My Crappy Camera
A blog dedicated to show everyone that a crappy camera can take amazing photos
To start out my first blog entry that is suppose to showcase my crappy camera skills, I am going to take you all back quite a long ways. This picture is extra special to me. It is one of the first pictures I took while I tried to execute a scene, a concept that I saw in my mind. It was also taken on my little sister’s birthday. I call this shot Side By Side. I was walking down the Arroyo Trail in Livermore, CA with my now wife but girlfriend at the time. As we walked along the path we came to an odd thicket of trees just sitting out in a clearing. They were quite dense, and my exploring nature kicked in. I just had to see what was inside. I pushed through the brush and came to a small clearing. I was met by two plastic deck chairs. I immediately saw a scene develop in my mind. The subject of course was going to be the chairs. I wanted the viewer to be aware of both chairs but not focus on both. I dropped down to a smaller aperture to blur a large portion of the scene, then I got really close to the backs of one of the chairs causing it to be thrown out of focus. I wanted to use the arm of the out of focus chair as a leading line to the second. Then I forced my camera to focus on the second chair and after just one shot and I knew I had it.

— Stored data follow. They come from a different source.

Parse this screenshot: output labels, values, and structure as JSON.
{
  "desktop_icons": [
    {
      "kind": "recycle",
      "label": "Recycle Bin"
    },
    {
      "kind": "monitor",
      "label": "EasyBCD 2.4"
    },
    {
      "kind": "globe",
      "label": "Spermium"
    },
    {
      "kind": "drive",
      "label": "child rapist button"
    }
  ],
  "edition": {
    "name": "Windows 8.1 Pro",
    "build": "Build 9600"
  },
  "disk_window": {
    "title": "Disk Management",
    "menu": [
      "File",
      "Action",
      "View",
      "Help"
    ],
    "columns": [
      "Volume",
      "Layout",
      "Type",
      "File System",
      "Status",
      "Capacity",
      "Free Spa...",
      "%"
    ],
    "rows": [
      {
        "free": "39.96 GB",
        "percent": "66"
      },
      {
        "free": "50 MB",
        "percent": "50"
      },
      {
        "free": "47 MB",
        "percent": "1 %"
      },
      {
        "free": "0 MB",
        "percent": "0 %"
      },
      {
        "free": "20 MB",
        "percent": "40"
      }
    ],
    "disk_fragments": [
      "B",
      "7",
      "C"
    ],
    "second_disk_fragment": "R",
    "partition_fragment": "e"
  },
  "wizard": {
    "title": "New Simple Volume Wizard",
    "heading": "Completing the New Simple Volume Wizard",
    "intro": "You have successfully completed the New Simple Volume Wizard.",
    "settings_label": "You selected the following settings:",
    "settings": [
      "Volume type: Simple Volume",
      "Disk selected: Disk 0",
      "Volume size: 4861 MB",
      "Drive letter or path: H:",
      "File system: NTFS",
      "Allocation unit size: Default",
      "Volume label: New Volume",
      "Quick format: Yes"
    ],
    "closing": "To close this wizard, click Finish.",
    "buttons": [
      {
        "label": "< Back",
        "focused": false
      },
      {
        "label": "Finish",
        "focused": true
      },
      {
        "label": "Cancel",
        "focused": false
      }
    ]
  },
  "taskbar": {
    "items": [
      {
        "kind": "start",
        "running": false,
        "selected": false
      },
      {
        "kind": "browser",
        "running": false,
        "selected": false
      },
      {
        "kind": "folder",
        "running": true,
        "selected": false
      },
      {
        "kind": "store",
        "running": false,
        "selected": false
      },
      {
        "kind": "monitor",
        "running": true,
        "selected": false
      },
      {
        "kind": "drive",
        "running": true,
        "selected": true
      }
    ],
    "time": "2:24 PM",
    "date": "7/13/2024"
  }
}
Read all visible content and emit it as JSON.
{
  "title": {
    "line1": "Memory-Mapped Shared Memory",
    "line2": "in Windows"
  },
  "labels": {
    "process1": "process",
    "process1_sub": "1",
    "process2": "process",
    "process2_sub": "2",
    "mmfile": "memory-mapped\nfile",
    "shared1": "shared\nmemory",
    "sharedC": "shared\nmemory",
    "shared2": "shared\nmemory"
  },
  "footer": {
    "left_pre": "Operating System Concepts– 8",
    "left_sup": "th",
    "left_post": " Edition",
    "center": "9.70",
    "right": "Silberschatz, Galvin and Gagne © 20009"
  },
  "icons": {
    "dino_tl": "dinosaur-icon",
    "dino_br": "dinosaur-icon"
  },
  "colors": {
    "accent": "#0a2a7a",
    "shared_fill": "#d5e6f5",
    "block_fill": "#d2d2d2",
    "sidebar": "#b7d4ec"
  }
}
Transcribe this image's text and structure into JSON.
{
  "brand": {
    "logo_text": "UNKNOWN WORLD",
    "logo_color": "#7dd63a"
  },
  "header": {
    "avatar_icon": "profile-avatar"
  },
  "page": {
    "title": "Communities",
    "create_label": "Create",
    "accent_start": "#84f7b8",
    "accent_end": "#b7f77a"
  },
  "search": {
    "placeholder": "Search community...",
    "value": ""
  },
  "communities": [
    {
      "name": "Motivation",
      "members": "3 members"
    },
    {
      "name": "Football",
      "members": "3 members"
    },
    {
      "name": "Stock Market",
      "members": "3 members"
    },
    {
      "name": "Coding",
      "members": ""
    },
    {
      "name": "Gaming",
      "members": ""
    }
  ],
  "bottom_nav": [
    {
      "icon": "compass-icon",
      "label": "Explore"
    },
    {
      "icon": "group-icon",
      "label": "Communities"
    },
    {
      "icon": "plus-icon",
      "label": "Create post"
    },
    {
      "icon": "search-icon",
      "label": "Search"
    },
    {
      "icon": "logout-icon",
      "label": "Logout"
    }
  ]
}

When I got home I put the image into Photoshop. Earlier that week I had read an article on DPS about lomography. It is an effect that a type of Russian camera called a Lomo LC-A made on the prints. The effect was really created by poorly made equipment but it has a certain appeal that people like. I knew I wanted that effect (here is the link if you want to try a lomography effect yourself http://digital-photography-school.com/how-to-make-digital-photos-look-like-lomo-photography ). This is what I got using that effect.
I loved it. It was my best photo to date. I especially liked the odd subject. I have always thought this was one of my best compositions. My wife suggested that I try to edit again. I was reluctant at first but what she said made sense. I have 6 extra years of experience in editing photos. So I got out my Wacom tablet (something I never thought I would end up needing) and went to work. This is my second edit.
My second attempt is a much more delicate approach. Rather that a broad darkening discoloration while boosting the exposure of my subject, I let the scene be truer to what I captured: the soft orange background with the long grass, the shadow play throughout the image, the leading lines, the beautiful sunny day. This edit has reinvented this image for me. There have to be at least a couple dozen ways of stylizing this photo, but the composition remains the anchoring factor. I executed exactly what I saw in my mind’s eye. This is one of my firsts, and for that it will always be special to me.